Labor market and consumer blues
The national unemployment rate is hovering close to 10%. With that, workers have no pricing power, are constantly stressed over job security and thus becoming thrifty. This is reflected in the rising consumer savings rate − 6.2% in Q2 − and the meager 1.6% year-over-year wage and salary increase in Q2 for all workers within the private industry.
On the other hand, companies, faced with high uncertainty in the economy and government policy, are reluctant to hire full time and rely primarily on “streamlining” and holding down headcount to boost profits.
Now, according to a Bloomberg survey, many economists are expecting unemployment to rise in July with the continuing cooling in the manufacturing and services sectors. This trend will likely keep a lid on household spending in the near to medium term.
In June, new-home sales were 330,000 units, the second lowest on record, while new Fannie and Freddie foreclosures increased sharply− up 21% in June from May.
With the expiration of first-time buyer credit, and 25% of the nation’s mortgages underwater, a further fall in home values and more delinquencies/defaults could significantly increase the risk of a double dip in the real estate sector, with the second half of 2010 being the most critical period.
However, billions of TARP infusion and guaranteed profits from the Fed’s almost free money have failed to incentivize banks to increase lending. Instead, banks are hoarding cash to shore up their capitals for more future bad loans and/or seeking higher returns through equities and commodities vs. lending.

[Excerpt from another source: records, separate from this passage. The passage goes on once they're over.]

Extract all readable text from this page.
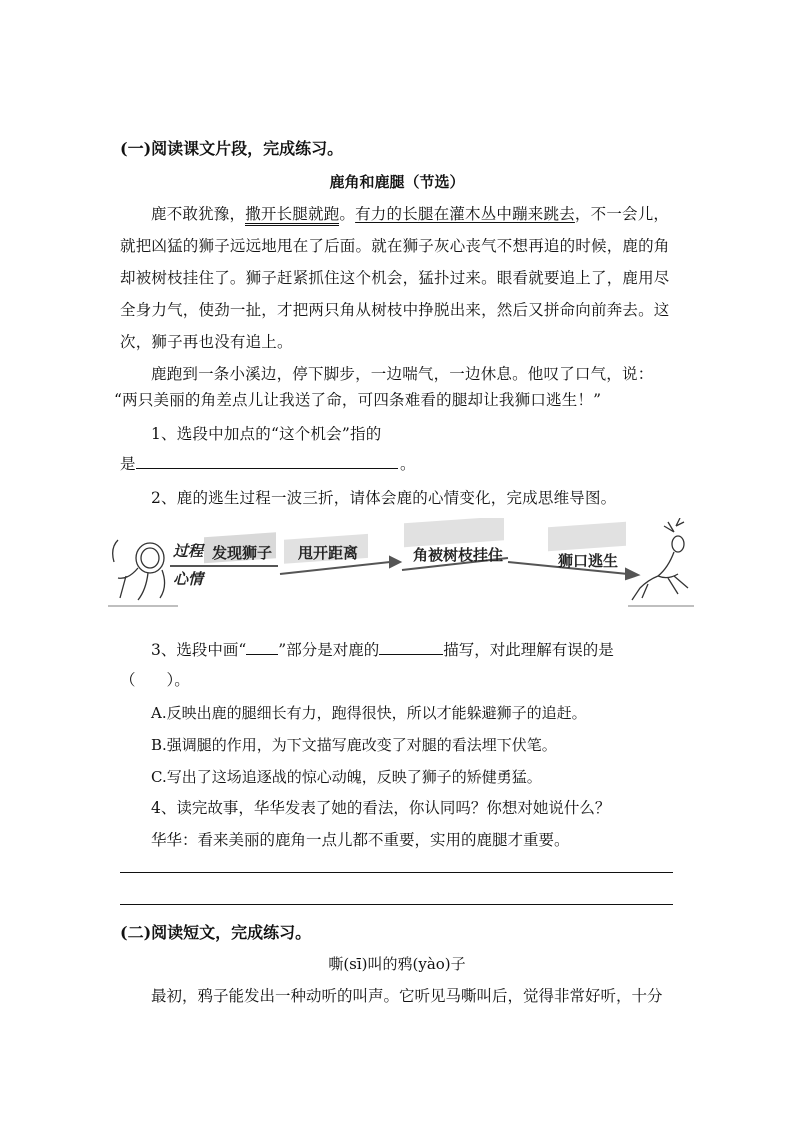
(一)阅读课文片段，完成练习。
鹿角和鹿腿（节选）
鹿不敢犹豫，撒开长腿就跑。有力的长腿在灌木丛中蹦来跳去，不一会儿，就把凶猛的狮子远远地甩在了后面。就在狮子灰心丧气不想再追的时候，鹿的角却被树枝挂住了。狮子赶紧抓住这个机会，猛扑过来。眼看就要追上了，鹿用尽全身力气，使劲一扯，才把两只角从树枝中挣脱出来，然后又拼命向前奔去。这次，狮子再也没有追上。
鹿跑到一条小溪边，停下脚步，一边喘气，一边休息。他叹了口气，说：
“两只美丽的角差点儿让我送了命，可四条难看的腿却让我狮口逃生！”
1、选段中加点的“这个机会”指的
是	。
2、鹿的逃生过程一波三折，请体会鹿的心情变化，完成思维导图。
过程
心情
发现狮子	甩开距离	角被树枝挂住	狮口逃生
3、选段中画“ ”部分是对鹿的	描写，对此理解有误的是
（　　）。
A.反映出鹿的腿细长有力，跑得很快，所以才能躲避狮子的追赶。
B.强调腿的作用，为下文描写鹿改变了对腿的看法埋下伏笔。
C.写出了这场追逐战的惊心动魄，反映了狮子的矫健勇猛。
4、读完故事，华华发表了她的看法，你认同吗？你想对她说什么？
华华：看来美丽的鹿角一点儿都不重要，实用的鹿腿才重要。
(二)阅读短文，完成练习。
嘶(sī)叫的鸦(yào)子
最初，鸦子能发出一种动听的叫声。它听见马嘶叫后，觉得非常好听，十分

A WSJ analysis of the 19 biggest TARP recipient banks published in April concluded that:
“Excluding mortgage refinancings, consumer lending dropped by about one-third between October and February. Commercial lending slumped by about 40% over that period, the data indicate.”
One indicator with more significant crude oil demand implication is that China’s manufacturing (PMI) grew at the slowest pace in 17 months in July.
A synchronized global slowdown
At the same time, the United States is undergoing a longer-than-expected deflationary cycle insufficient for meaningful job creation and true demand growth. This also increases the odds of another recession in the U.S.
With the U.S. summer driving season basically over for this year and a slowdown in China, crude oil is expected to be under increasing pressure through the rest of the year, unless there are new strong indications that the U.S. economy has truly turned the corner.
Nevertheless, as the world’s reliance on fossil fuel will remain at 46% by 2050 (IEA projection), any price drop should provide investors with a good level to get into long positions.